Es de sobra conocido el efecto placebo de una bata blanca. No es de extrañar, por ende, que se busque el mismo efecto desde los medios de comunicación. Las noticias “científicas”, muchas veces asociadas a las sanitarias, permiten generar y mantener esperanza “objetiva” sobre la posible solución de muchos de los posibles males que pueden alterar nuestra existencia. Este discurso no deja de ser una evidente legitimación del Estado de Bienestar, pero también demuestra la inagotable capacidad de asentimiento colectivo frente aquello que nos es presentado como científico. El aspecto mítico de “lo científico” es más que palpable en nuestro mundo mediático. Lo irónico de la cuestión reside en que el aspecto mítico de la ciencia consiste en aportar su aureola de “objetividad, rigor y veracidad”. Cada “experto”, cada científico, cada bata blanca, otorga a la noticia una “consistencia” simbólica que permite eliminar grados de incertidumbre vital. Por eso, antropólogos como Malinowsky vieron en la magia el precedente de la ciencia, y cuya función esencial era eliminar la preocupación ante lo desconocido o incontrolable. Hoy, en lo que podríamos denominar una “ciencia mediática o mediatizada”, pervive esa función mágica.

Por contra, los sociólogos de la Ciencia se empeñan en demostrar que el “paradigma científico” ha cambiado. Que la vieja ciencia del método y de la búsqueda de la verdad ya ha pasado a la historia. Murió con el industrialismo.

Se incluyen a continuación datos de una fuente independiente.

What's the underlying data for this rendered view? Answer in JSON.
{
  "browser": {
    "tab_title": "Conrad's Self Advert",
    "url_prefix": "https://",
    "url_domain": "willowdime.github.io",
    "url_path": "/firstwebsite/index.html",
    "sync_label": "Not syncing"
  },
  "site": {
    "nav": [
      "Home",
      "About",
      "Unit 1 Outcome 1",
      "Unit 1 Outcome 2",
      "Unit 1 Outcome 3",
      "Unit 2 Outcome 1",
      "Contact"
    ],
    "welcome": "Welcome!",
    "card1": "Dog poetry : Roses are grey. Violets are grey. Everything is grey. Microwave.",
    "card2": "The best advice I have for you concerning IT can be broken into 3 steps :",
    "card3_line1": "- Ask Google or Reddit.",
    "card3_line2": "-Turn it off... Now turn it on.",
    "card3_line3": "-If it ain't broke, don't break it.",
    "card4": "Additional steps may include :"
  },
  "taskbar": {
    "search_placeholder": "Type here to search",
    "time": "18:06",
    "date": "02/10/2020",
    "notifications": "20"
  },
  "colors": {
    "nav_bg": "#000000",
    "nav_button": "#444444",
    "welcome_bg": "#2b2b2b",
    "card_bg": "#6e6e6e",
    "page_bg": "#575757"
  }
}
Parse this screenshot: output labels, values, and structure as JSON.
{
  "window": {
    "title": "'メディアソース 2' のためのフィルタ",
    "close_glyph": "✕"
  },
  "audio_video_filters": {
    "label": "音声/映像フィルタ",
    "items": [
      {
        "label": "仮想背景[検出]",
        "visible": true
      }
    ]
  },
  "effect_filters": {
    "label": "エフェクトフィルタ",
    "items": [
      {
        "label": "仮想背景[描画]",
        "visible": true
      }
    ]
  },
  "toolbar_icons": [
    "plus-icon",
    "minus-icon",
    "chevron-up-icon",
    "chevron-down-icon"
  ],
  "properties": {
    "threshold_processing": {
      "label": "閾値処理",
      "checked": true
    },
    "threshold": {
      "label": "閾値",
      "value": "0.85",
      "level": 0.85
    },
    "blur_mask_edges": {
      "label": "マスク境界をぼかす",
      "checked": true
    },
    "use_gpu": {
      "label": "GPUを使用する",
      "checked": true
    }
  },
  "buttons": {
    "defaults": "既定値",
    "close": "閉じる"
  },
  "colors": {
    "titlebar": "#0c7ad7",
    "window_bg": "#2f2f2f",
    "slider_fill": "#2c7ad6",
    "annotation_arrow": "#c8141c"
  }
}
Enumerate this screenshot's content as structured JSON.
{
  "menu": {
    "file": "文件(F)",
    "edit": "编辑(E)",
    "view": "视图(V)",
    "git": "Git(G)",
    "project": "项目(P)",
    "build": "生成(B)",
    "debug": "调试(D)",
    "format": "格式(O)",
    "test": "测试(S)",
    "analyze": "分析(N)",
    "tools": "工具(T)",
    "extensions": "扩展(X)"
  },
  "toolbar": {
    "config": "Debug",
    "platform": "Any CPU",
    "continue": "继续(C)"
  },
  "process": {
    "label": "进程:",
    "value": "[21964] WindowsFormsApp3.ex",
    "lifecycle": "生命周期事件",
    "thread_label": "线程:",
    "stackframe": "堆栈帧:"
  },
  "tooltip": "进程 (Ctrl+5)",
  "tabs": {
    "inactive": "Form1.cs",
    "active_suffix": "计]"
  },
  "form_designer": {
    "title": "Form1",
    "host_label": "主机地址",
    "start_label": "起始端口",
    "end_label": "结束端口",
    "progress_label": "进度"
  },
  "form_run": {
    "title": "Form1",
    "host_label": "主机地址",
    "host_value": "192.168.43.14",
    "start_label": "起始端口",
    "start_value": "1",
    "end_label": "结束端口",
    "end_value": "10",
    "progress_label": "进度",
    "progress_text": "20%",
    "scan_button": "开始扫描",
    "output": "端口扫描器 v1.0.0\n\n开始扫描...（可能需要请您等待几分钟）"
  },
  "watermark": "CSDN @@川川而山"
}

En una sociedad postindustrial, arguyen, se impondrán valores posmaterialistas: el subjetivismo ha de dominar al objetivismo, la flexibilidad conceptual a la rigidez; la concepción de la sociedad como sistema abierto e indefinible debe sustituir la idea de la sociedad como un sistema cerrado, o como una estructura inteligible. Por eso, para muchos de los teorizadores e historiadores de la ciencia, la teoría del caos -la afirmación del desorden- dominará sobre la vieja aspiración de una ciencia de principios y leyes que pudiera conocer la realidad objetiva. ¿Qué quedará, por tanto, de lo que conocimos como ciencia? Quizá, con el tiempo, sólo permanezca una extraña función ideológica o, si se nos permite, mitológica. De momento, en las sociedades posmodernas podemos detectar un “imaginario científico” que se ha ido constituyendo gracias a los medios de comunicación. Sorprende encontrar millones de personas que imaginan como verdadero e indiscutible aquello que simplemente es parte de un proceso de “educación de masas” y que apenas tiene fundamento científico o siquiera racional. Pero la ciencia es humana y no ha podido escaparse de los fraudes y las manipulaciones.